有力なコネ…… 差し当たって思いつくのは「単細胞」のツンドラ候くらいだが、
「具体的に、誰のコネがあればいいの?」
「タダの役人ではなく、少なくとも、帝国の政治の中枢にいるような大貴族でなければならんだろうな。帝国宰相くらいの力があれば確実だが……」
なんと!? であれば、総合商社の設立は非常に困難かもしれない。

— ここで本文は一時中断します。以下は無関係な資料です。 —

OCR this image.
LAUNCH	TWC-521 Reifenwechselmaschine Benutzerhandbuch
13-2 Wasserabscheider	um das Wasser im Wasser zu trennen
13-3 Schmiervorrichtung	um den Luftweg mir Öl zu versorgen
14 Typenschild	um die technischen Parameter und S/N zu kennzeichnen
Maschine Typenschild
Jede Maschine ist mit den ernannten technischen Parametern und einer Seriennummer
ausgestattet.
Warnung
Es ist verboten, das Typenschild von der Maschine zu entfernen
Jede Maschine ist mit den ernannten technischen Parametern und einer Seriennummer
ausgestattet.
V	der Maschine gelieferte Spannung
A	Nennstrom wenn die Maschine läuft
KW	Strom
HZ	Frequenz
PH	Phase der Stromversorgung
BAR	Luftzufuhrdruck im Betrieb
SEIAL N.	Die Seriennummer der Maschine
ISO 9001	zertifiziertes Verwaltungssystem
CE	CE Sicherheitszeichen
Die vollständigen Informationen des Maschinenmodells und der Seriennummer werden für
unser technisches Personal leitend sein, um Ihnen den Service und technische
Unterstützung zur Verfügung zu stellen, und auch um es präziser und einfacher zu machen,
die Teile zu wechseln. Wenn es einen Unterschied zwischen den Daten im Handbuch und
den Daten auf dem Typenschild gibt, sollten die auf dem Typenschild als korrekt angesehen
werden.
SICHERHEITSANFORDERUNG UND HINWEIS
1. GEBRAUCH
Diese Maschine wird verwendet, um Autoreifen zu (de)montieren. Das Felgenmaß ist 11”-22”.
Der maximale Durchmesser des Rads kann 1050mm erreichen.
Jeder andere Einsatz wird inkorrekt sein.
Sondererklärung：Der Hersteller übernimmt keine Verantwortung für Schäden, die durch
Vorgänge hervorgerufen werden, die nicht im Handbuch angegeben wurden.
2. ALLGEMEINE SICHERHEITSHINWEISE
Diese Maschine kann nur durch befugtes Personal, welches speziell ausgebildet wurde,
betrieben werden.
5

帝国宰相がわたしのために骨を折ってくれるとは思えない。会社組織が整ったとしても、営業許可が下りなければ意味がない。
結局、さしたる収穫もないまま、わたしたちはミーの町に戻ることにした。わたしは隻眼の黒龍の背中から、見送りに出てくれたデスマッチを前に、
「お騒がせしたわね。今日はこれで引き揚げるわ」
「気をつけてな。総合商社の件は検討するから、しばらく時間がほしい」
デスマッチが言った。本当に検討する気があるのだろうか。デスマッチの後ろには、包帯を巻いたギルド員がズラリと並んでいる。それを見たメアリーは、恥じ入るように顔を下に向けた。任務遂行の結果だから、気にすることはないと思うけど。
「検討にどれくらいの時間がかかるの? 次に、いつ来ればいい?」
「いや、返答にはこちらから出向くので、気にしないでいい」
と、デスマッチ。怪我をしたギルド員を並べたのは、「二度と来ないでくれ」という黙示の意思表示かもしれない。わたしとしても、好き好んで乱闘騒ぎを引き起こしているわけではない。受付が素直に応じてくれればよかったのだ。
「マスター、飛ぶよ。用意はいい?」
隻眼の黒龍は巨大なコウモリの翼を大きく広げ、そのまま垂直上昇。デスマッチたちはどんどん小さくなっていく。総合商社がダメならどうするか…… 帰ってから考えることにしよう。